White French… See ‘Palomino’.
whole-bunch pressing… The winemaking technique whereby bunches of grapes are pressed without destemming, which some believe can contribute to the freshness of the wine.
wine… Fermented grape juice. Contents: water (over 85%); alcohol (ethyl); glycerol (1%); organic acids (tartaric, lactic, other); carbohydrates; minerals; tannin and colour pigments – also traces of volatile acids (mainly acetic), nitrogenous matter (amino acids, protein, other), esters (mainly ethyl acetate), aldehydes (mostly acetic, vanillin, other), alcohols other than ethyl, traces of vitamins.
wine aperitif… Pertaining to a wine-based drink to which flavour has been added.
wine bottles… See ‘bottle sizes’.
winemaking… In brief, in general: cultivation of the vines; harvesting the grapes; destemming; light crushing; pressing of the grapes; fermentation of the juice/must (usually with the addition of yeast cultures) in steel tanks or oak barrels (in contact with the grape-skins for some of the time in the case of reds to extract colour and tannin); racking and/or fining to remove unwanted matter from the wine; wooding as required (for most reds and certain whites, in barrel or alternatively with staves or chips); maturation in barrel (mainly for better quality reds); adding brandy or grape spirit (for fortified wines); bottling; maturation in bottle (for wines that will development with benefit).
wine of origin… Originating from a particular area.

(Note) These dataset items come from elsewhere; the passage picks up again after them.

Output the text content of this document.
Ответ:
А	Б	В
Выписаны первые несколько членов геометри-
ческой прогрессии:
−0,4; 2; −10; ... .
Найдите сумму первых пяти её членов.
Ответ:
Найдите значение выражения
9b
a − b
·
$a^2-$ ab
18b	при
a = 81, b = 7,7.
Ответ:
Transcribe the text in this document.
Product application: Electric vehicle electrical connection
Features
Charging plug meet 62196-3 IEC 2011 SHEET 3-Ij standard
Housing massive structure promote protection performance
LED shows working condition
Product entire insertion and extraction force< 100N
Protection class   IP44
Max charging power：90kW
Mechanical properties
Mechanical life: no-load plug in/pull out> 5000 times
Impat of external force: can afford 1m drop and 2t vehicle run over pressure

In South Africa, the Wine of Origin Seal issued by the Wine and Spirit Board and attached to the neck or capsule of a wine bottle certifies that the grapes from which the wine was made were grown in the area as claimed on the label.
wine storage… See ‘cellaring’.
wood… See ‘barrel’, ‘cooper’, ‘oak’.
woody… Excessive oak flavours, (still) out of balance. See ‘oaky’.

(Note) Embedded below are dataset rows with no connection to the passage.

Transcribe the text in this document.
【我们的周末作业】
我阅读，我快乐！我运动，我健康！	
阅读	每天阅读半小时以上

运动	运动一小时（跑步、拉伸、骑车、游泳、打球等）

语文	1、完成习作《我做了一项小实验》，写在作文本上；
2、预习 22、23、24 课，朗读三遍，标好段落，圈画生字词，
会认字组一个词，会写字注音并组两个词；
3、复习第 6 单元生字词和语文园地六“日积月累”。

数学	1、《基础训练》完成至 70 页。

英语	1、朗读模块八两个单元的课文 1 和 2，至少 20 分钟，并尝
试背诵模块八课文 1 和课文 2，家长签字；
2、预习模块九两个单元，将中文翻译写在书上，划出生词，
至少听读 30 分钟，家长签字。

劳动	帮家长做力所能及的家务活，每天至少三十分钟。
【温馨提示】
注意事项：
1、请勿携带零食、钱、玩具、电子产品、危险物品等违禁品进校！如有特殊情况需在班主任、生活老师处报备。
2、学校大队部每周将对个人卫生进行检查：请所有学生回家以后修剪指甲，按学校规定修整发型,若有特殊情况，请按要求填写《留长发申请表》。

Würzer… White grape variety. German.
Xarello… White grape variety. Spanish.
Xynomavro… Red grape variety. Greek.
yeast… Micro-organisms that when added to grape juice convert the sugar into (ethyl) alcohol and carbon dioxide. Natural or cultivated; necessary for fermentation. (Natural/wild yeasts are contained in the waxy bloom or pruina on the grape skins).
yield… Vineyard productivity, measured in tons or hectolitres per hectare.
zesty… Lively. Crisp.
Zinfandel… Red grape variety. American. Synonyms include Primitivo. Italian.
zymase… The enzyme which is the active agent excreted by yeast in converting grape sugar into alcohol.
zymology… The study of fermentation.